Decorators in Typescript

Decorate a class, member or property to signify its specialty.

Decorators are not available in Javascript but enable us to enhance our Typescript libraries and code. Decorators are experimental features in Typescript at this time.

A decorator is a way to annotate or modify a class, properties, functions or parameters. Decorator is specified against a target class, and has a body that indicates the decorator’s function.

A decorator exists in brought to life in two parts -

  1. Define a function to apply against target class, property etc.

    function specialpower(meta: any) {
      // do something
    }
    
  2. Then, the decorator is specified against the class, member, etc.

    @specialpower
    class Human {
      // ..
    }
    

More than one decorator can be applied in one go.

@eat
@repeat
class Human {
  // ..
}

The functions are evaluated left to right, and then, top to bottom, as applicable. The results are then called from the last evaluation from previous step to the first.

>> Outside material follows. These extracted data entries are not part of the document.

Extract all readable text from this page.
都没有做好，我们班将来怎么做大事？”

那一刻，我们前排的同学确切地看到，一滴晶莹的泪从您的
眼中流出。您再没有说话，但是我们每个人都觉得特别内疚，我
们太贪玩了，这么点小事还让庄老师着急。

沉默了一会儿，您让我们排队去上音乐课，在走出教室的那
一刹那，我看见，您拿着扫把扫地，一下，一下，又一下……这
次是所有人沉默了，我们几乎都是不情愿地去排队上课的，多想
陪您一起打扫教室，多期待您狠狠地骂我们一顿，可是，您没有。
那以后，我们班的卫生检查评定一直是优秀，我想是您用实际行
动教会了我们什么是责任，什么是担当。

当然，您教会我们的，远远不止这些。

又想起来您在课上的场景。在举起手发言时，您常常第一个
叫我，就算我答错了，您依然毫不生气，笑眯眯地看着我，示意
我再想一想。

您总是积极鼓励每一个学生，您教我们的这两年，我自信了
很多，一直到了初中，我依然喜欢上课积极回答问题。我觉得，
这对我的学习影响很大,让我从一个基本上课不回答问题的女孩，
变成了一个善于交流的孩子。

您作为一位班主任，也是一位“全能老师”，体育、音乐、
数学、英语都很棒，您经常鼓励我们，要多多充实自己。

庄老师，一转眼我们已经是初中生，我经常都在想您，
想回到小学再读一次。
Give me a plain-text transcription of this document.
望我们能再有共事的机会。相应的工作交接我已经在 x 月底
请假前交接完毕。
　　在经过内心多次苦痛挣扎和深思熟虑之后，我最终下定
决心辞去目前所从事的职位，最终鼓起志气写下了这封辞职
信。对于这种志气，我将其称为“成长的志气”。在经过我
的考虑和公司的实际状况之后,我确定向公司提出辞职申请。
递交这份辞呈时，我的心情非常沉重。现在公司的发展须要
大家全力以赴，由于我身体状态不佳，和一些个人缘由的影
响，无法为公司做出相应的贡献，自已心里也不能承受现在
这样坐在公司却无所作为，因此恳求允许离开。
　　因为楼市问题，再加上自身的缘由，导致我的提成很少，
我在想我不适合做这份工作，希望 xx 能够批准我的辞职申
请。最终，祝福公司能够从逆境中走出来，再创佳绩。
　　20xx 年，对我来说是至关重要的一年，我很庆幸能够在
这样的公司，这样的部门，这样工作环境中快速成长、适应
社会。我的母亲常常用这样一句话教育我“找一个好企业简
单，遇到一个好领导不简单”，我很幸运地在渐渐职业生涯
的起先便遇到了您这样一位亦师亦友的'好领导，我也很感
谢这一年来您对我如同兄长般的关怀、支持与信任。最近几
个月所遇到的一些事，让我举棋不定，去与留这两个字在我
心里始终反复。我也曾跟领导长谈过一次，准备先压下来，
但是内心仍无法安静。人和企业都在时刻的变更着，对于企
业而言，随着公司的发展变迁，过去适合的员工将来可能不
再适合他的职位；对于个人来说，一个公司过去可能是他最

As an example, consider the below decorator to add a new property to the class.

function propPower(constr: any) {
  return class extends constr {
    power = "life";
  };
}

Next, we specify the decorator against the class.

@propPower
class Planet {
  constructor() {}
}

We can see the power added to the class without any further action from our end -

const earth = new Planet();
console.log(earth);
// class_1 { power: 'life' }

You can see the potential here - we can start adding “stuff” to props, members and classes, and take Typescript to all new levels. But remember - they are experimental and can change.

If you cannot wait to see decorators today - you can always use NestJS or Angular frameworks. They have decorator support built in and people seem to go crazy about them (I am neutral).